SQL (Structured Query Language) is a programming language that is used to manage data in relational databases. Relational databases use relations (typically called tables) to store data and then match that data by using common characteristics within the dataset. Some common relational database management systems that use SQL are Oracle, Sybase, Microsoft SQL Server, Access, and Ingres. Cobb’s breakthrough paper describes a database where objects could be constructed and queried using something he called SQL, structured query language. He used SQL to create both data (in objects called tables) and the schema for that data, which describes fields in columns. A single record in a SQL database is called a row.
What is NoSQL?
A NoSQL database, on the other hand, is self-describing, so does not require a schema. Nor does it enforce relations between tables in all cases. All its documents are JSON documents, which are complete entities that one can readily read and understand. NoSQL refers to high-performance, non-relational databases that utilize a wide variety of data models. These databases are highly recognized for their ease-of-use, scalable performance, strong resilience, and wide availability. NoSQL database examples include MongoDB, MarkLogic, Couchbase, CloudDB, and Amazon’s Dynamo DB.
Major Differences
There are many differences between SQL and NoSQL, all of which are important to understand when making a decision about what might be the best data management system for your organization. These include differences in:
Language
Scalability
Community
Structure
The Language
One of the major differences between SQL relational and NoSQL non-relational databases is the language. As mentioned, SQL databases use Structured Query Language for defining and manipulating data. This allows SQL to be extremely versatile and widely-used - however, it also makes it more restrictive. SQL requires that you use predefined schemas to determine the structure of your data before you even begin to work with it. Your data must also follow the same structure as well, which can entail significant upfront preparation along with careful execution.
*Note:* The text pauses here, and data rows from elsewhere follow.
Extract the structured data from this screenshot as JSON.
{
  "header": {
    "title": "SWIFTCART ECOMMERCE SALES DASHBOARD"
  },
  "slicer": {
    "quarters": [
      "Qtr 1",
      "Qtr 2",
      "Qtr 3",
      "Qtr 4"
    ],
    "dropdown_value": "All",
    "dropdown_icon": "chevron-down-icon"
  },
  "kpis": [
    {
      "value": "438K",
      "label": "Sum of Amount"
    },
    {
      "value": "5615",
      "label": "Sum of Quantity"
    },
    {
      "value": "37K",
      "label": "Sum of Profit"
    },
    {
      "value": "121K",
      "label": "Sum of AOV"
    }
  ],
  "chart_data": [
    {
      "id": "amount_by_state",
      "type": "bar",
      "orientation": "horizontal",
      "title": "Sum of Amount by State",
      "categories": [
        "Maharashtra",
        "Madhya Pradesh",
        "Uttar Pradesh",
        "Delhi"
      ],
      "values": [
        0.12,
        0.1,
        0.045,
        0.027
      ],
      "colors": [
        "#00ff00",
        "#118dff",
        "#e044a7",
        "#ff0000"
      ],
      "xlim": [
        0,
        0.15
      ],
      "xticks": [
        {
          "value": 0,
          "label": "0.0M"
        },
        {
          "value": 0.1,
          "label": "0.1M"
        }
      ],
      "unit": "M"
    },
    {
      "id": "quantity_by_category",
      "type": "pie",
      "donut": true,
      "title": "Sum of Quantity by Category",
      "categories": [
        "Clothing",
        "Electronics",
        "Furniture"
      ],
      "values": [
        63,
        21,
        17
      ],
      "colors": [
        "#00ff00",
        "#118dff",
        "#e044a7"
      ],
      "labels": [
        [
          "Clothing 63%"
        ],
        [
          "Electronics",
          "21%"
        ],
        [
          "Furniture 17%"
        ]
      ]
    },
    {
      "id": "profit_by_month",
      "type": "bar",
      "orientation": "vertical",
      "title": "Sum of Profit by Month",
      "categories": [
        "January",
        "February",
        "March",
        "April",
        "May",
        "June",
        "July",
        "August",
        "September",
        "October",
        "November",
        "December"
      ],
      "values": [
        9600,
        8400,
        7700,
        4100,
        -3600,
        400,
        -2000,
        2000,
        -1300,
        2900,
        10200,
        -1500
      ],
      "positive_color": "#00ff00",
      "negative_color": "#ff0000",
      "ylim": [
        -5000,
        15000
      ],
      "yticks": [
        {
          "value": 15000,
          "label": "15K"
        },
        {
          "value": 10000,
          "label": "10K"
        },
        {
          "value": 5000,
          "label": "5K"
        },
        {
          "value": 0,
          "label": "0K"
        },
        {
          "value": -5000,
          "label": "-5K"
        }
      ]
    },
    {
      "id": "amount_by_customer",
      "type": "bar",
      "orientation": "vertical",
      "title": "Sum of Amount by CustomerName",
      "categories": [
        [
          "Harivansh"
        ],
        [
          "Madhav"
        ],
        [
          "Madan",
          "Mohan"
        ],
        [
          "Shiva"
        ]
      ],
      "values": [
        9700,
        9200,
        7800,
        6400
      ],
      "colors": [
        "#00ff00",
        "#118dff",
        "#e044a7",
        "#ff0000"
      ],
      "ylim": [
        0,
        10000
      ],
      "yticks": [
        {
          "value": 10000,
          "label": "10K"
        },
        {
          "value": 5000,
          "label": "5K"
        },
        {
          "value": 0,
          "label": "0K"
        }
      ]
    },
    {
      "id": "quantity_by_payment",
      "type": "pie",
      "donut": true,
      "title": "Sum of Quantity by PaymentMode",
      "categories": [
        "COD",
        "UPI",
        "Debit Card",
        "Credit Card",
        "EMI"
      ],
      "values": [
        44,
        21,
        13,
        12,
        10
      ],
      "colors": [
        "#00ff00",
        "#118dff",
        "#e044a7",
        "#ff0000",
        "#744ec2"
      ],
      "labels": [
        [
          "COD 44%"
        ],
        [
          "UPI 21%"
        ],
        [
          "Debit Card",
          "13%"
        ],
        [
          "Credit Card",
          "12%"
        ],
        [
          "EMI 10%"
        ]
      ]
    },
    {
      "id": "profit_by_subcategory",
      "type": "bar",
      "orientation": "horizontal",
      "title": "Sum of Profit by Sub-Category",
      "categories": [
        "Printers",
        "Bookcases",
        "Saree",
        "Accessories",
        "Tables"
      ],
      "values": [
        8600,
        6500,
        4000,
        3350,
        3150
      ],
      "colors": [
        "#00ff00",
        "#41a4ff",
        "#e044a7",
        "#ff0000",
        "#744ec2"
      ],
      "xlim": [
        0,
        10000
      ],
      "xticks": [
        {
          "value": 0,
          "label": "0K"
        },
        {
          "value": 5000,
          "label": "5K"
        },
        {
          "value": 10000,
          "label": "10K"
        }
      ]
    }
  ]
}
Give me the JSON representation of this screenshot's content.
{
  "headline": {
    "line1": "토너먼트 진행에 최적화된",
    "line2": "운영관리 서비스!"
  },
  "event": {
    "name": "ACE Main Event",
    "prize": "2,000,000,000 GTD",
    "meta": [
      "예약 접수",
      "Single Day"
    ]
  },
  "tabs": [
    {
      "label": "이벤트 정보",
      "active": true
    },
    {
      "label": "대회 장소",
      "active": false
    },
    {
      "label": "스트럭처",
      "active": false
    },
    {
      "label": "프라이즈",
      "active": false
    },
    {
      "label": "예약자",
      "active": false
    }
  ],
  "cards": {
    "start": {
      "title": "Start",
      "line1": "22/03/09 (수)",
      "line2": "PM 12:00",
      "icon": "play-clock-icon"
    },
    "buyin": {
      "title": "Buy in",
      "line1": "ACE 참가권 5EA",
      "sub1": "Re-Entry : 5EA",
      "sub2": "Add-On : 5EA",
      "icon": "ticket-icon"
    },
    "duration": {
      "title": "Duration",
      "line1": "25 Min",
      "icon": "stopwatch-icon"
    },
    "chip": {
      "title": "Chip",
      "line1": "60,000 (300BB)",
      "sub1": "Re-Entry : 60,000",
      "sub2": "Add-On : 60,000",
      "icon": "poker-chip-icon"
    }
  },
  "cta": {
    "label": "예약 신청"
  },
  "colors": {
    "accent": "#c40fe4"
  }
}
A NoSQL database features a dynamic schema for unstructured data and the data can be stored in many different ways, whether it be graph-based, document-oriented, column-oriented, or organized as a KeyValue store. This extreme flexibility allows you to create documents without first having to carefully plan and define their structure, add fields as you go, and vary the syntax from database to database. It also allows you to give each document its own unique structure, providing you with more freedom overall.
The Scalability
Another big difference between SQL and NoSQL is their scalability. In most SQL databases, they are vertically scalable, which means that you can increase the load on a single server by increasing components like RAM, SSD, or CPU. In contrast, NoSQL databases are horizontally scalable, which means that they can handle increased traffic simply by adding more servers to the database. NoSQL databases have the ability to become larger and much more powerful, making them the preferred choice for large or constantly evolving data sets.
The Community
Due to SQL’s maturity, it has a much stronger and more developed community compared to NoSQL. There are thousands of chats and forums available where experts can share knowledge and discuss SQL best practices, continuously enhancing skills. Although NoSQL is growing rapidly, its community is not as well defined as SQL due to the fact that it is still relatively new.
The Structure
Finally, a last thing to consider when debating SQL versus NoSQL is their structures. SQL databases are table-based which makes them a better option for applications that require multi-row transactions. Samples of these may be accounting systems or even legacy systems that were originally built for a relational structure. NoSQL databases can be key-value pairs, wide-column stores, graph databases, or document-based.